Ce qui est plus ou moins vrai ! Certains collages sont uniques et un intrus, un pochoir, s’est même glissé dans l’œuvre ! La symétrie et surtout l’encadrement par les Toutankhamon organisent l’œuvre globale lui donnant une relative cohérence spatiale. En fait, les amis de Thom Thom ont apporté des pierres à l’édifice. Parfois de petites pierres, comme celles de 13 Bis, parfois une déclinaison en diptyque, comme les deux collages de Marquise.

Foin des symétries, filles de la géométrie, l’asymétrie voire le désordre perturbe la belle ordonnance de base. C’est dans ce désordre que le regard cherche dans la superposition des collages des trésors. La dysharmonie des couleurs renforce ce caractère.

Au-dessus du collage, a été écrite (collée !) une longue phrase : « Nous devrions avoir moins peur des dommages collatéraux de l’activisme sur nos vies que du patriarcat. » Une phrase qui vient en résonance avec l’actuelle activité des revendications féministes.

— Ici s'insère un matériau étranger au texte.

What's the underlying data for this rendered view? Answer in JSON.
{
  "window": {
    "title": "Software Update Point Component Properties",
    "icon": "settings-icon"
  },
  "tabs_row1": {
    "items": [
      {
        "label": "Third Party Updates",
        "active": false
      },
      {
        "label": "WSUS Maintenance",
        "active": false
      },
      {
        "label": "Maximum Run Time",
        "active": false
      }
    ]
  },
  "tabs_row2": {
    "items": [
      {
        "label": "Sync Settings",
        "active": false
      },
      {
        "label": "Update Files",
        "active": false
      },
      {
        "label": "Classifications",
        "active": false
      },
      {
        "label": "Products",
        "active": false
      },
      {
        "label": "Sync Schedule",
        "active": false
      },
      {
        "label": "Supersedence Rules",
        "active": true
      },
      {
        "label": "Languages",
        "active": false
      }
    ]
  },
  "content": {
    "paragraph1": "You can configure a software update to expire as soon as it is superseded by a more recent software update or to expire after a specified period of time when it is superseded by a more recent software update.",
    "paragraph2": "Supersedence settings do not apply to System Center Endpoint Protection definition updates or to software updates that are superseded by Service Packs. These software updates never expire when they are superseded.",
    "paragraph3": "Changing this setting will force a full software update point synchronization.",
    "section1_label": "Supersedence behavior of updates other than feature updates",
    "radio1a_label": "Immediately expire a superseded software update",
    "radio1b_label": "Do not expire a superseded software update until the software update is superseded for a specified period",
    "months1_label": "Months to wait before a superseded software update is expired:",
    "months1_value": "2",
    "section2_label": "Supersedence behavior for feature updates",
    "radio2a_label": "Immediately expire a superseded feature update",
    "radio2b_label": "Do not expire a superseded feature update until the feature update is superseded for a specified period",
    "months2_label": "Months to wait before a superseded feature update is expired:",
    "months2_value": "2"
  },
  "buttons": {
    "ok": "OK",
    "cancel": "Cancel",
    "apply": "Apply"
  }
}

Je vous entends me demander quel est le rapport entre cette phrase et l’œuvre ? Vous m’entendrez répondre : aucun. Et ce ne sont pas les portraits féminins qui nous donnent une clé pour saisir la relation entre une phrase comprise comme la légende de l’œuvre. Sauf que l’œuvre est une brillante défense et illustration du collagisme et que la phrase est écrite en collant une à une les lettres comme le font depuis septembre des groupes féministes. Ces groupes d’horizons différents ont collé plus de 400 phrases de cette manière pour lutter contre le « féminicide ».

Collages comme moyens de lutte politique, collages « artistiques », une même technique, une diversité d’objectifs et de messages. Des feuilles de papier, de la colle, des moyens frustres qui peuvent, utilisés avec intelligence et art, être de puissants médias. Pour faire de belles choses, de grandes choses, des choses utiles et pourquoi pas changer la Constitution.